Proper selection of the correct G modifier requires an assessment of the possible cause for denial. Some criteria are based upon statutory requirements. A failure to meet a statutory requirement justifies the use of the GY modifier.

By and large, Medicare use modifier — 25 on all E/M administrations connected with a minor procedure, which means the evaluation and management, ought to be paid for separately and not bundled with the surgical reimbursement. It might be important to point out that on the day a procedure recognized by a CPT code was performed, the patient’s condition required a critical, independently identifiable E/M administration well beyond the other services provided or past the typical preoperative and postoperative consideration connected with the procedure that was performed. Furthermore; Urology medical billing services implements new modifier —25 which implies the surgery will be done on the same day.

So, when should you ‘NOT’ use the Modifier 25?

  • When billing for procedures performed amid a postoperative period if identified with the past surgery
  • When there is only one E/M service performed during office visits (no procedures done)
  • At the point when on any E/M on the day a major procedure is being performed
  • When a patient came in for a scheduled procedure only

What is – 59 Modifier mean when using in Urology Billing Services?

Modifier – 59 indicates that two services not normally reported separately are appropriately reported separately under the circumstances.

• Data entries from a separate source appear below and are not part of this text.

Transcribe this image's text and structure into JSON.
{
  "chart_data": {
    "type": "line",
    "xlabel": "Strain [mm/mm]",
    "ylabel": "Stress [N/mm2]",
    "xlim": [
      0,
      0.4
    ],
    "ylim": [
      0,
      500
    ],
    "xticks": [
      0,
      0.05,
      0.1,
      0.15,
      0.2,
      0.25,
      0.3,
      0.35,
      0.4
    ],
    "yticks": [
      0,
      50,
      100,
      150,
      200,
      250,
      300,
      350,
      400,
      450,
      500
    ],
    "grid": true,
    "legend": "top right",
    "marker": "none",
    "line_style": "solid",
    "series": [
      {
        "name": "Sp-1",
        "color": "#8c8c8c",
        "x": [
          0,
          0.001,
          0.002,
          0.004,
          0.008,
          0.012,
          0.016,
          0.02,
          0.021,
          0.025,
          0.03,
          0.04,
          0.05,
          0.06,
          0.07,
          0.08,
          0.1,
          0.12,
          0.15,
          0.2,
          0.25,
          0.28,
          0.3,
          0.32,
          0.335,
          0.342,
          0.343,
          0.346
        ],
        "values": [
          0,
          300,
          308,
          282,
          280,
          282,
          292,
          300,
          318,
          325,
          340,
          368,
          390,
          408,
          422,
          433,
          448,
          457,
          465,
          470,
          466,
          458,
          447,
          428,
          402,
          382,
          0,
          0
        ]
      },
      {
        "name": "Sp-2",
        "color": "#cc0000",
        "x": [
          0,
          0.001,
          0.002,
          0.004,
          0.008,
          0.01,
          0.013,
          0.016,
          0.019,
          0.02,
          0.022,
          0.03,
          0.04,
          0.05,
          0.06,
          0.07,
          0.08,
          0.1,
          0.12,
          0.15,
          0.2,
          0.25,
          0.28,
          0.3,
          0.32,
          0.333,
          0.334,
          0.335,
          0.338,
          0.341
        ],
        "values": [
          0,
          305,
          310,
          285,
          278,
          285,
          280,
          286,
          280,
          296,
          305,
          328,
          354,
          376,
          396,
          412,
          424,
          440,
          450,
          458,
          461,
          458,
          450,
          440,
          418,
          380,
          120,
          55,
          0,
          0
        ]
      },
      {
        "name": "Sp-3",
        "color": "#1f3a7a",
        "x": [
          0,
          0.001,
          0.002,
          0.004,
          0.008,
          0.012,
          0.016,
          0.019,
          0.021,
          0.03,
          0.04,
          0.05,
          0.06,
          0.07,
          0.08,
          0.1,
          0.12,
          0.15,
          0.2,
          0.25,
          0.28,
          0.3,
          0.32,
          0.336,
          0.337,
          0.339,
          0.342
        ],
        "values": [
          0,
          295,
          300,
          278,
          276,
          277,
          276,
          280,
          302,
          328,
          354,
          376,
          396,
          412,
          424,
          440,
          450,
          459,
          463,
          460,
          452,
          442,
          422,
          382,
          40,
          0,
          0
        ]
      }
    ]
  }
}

For example, if you see an accident victim in the emergency room and the patient requires fracture care on the right arm and some strapping on the left arm, you may need to attach modifier -59 to the strapping code to indicate that it was separate from and should not be bundled with the fracture care, which includes the initial cast, strap or splint. Modifier -59 should be attached to the lesser value of the two services or to the code, regardless of value, that would otherwise be denied or is a component of another, more comprehensive code. This modifier is usually considered a last resort since its descriptor says that it should only be used “if no more descriptive modifier is available, and the use of modifier -59 best explains the circumstances.”

Modifier -59 would be attached to indicate that the biopsy, which is normally bundled with excision of the same lesion, was done on a separate lesion from the one that was excised.